Entoptic
Red Power!
Where in the bay area, preferably south bay, can I purchase a good torque wrench that can tighten to 220nm? I need one for the MV Agusta.
Thanks in advance.
Thanks in advance.
Harbor Freight! Since I only use my torque wrenches a hand full of times a year, I went from buying Craftsmen to Pittsburgh (it's a cheap commute). But the heavy is a Craftsman.
Where in the bay area, preferably south bay, can I purchase a good torque wrench that can tighten to 220nm? I need one for the MV Agusta...
Horrible Freight can be really hit or miss. I used a tq wrench from there that didn't click at the lower end of its supposed range and I did more damage to my Grom motor than the price of a decent Snap-On.
Single sided swing arms need a lot of torque.

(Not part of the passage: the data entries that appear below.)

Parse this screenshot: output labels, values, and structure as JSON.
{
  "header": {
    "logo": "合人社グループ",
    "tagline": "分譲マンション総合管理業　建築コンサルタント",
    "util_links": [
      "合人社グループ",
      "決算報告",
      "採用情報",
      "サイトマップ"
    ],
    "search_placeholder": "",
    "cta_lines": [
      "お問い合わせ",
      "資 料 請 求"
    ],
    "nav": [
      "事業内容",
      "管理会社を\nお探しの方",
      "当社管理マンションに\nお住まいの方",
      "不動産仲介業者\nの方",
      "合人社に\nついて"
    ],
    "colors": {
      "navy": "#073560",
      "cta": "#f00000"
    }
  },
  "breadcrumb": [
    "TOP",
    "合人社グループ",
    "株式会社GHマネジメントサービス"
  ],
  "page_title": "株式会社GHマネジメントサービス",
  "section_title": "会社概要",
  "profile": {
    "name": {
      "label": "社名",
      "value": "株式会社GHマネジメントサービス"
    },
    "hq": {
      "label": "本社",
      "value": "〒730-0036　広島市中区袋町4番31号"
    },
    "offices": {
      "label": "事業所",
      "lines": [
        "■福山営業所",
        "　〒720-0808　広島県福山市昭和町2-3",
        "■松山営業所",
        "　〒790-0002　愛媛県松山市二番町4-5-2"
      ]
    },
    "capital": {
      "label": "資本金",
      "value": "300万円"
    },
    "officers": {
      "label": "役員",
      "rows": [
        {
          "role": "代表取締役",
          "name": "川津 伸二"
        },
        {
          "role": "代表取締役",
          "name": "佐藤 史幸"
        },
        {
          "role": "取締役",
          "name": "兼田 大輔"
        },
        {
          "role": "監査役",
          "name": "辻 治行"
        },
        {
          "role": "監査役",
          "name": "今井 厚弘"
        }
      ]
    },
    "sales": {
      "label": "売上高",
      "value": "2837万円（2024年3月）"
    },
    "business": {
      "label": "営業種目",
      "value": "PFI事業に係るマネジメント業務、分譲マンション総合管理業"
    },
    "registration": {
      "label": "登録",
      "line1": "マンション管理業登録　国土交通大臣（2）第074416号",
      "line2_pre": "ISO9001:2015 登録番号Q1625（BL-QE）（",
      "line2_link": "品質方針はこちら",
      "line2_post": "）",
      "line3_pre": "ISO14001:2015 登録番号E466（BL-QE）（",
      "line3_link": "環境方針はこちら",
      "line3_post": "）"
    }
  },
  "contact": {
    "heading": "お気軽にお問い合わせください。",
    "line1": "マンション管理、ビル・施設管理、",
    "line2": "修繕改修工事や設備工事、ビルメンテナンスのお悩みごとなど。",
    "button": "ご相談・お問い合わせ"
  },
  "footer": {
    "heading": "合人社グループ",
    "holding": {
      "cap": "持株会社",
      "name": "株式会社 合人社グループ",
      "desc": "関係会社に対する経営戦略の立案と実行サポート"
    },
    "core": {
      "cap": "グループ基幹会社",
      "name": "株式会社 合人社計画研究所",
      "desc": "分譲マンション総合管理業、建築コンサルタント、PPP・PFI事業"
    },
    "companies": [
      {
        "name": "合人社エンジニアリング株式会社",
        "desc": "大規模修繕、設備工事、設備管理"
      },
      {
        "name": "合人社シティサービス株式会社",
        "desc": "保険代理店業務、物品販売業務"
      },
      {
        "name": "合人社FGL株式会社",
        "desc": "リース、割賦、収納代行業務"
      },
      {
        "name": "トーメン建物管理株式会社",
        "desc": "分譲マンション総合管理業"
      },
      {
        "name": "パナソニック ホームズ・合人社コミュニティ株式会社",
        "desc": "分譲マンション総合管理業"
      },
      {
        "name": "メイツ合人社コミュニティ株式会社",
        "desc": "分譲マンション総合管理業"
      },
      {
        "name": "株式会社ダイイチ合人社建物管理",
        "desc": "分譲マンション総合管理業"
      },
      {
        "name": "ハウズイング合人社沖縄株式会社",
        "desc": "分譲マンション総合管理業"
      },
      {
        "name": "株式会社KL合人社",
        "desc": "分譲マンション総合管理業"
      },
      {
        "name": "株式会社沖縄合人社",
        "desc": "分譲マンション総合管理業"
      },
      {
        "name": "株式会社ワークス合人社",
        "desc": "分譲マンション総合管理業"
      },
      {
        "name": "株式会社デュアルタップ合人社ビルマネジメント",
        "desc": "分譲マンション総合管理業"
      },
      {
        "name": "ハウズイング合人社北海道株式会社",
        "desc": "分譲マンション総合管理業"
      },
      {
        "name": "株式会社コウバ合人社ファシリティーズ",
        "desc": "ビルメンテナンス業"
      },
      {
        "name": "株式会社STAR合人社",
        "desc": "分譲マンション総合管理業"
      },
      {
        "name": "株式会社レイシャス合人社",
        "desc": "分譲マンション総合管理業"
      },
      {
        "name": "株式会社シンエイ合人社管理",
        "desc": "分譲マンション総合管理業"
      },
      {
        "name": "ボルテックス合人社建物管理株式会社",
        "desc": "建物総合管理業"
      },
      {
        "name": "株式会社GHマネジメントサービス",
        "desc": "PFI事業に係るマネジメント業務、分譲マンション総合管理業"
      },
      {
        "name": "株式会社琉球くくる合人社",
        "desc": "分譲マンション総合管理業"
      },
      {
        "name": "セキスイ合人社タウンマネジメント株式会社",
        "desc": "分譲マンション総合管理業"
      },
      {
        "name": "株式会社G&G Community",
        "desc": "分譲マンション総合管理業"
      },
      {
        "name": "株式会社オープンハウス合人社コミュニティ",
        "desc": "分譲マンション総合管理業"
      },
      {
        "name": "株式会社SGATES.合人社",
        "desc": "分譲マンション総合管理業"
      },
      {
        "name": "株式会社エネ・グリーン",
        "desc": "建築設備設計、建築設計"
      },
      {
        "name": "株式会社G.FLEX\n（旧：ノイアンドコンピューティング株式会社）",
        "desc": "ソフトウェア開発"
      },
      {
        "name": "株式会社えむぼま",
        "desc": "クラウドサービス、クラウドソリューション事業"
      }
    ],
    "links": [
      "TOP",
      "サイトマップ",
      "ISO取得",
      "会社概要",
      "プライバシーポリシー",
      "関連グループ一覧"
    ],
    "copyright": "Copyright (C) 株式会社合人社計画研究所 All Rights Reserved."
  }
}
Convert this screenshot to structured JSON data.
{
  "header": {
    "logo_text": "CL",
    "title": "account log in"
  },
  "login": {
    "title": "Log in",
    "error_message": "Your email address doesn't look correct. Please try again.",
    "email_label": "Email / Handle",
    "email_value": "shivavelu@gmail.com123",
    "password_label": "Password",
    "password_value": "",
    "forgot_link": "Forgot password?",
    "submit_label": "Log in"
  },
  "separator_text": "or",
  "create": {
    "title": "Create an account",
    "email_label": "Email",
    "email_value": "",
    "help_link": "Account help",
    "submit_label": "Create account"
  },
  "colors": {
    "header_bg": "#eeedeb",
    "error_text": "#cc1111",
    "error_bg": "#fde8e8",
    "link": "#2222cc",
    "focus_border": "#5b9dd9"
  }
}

Single sided swing arms need a lot of torque.
I've posted this before, but I think it bears repeating.
When I worked for Alan Johnson/Al-Anabi Racing, they were sponsored by (it changed yearly), Travers Tool Company, Snap-On, Matco, and if I recall correctly, Cornwell Tools, and I think Proto also, there were a lot of Proto tools around. There was a tool box (there were a lot of toolboxes there), with a whole buttload of torque wrenches in. Maybe 75 of them. Maybe more. Inch pound, foot pound, 1/4, 3/8, 1/2, fucking everything. I go to grab one, and a guy says, "check it against the torque load check chingus over on the wall.", which had a load meter with digital readout, you set the torque wrench to say, 82 ft lbs, go until it either beeps or clicks, and read the true foot pounds of torque. And I don't think any of them were right on, I know some of them were way off. Even the new ones weren't dead nuts.
I had always assumed that the bigger money, high end stuff, was the way to go, but it isn't necessarily so. If you don't have one of those load meters, or have access to one real close to where you are working on your stuff (as in checking it every time you use it), you really don't know for sure what you are clicking at.
Someone mentioned to me that the most consistent ones they checked were the beam type, they don't change much over time.

That's a somewhat scary post. The manuals always state how critical the torque values are, and so you go out and get, what you think is the proper tool, and it's really just a matter of hit or miss.![]()
The thing that most home and pro wrenchers sometimes don't understand is that a tool like a torque wrench is a calibrated instrument. Like all calibrated instruments they should be certified and adjusted to a known lab standard at standard intervals. I used to be work in metrology and even the most expensive instruments will "drift" from their original set points and need recalibration.
So even the big dollar truck brands need to be checked against a known standard. Price doesn't really have anything to do with it. Don't think of it as a big ratchet, it's a calibrated instrument.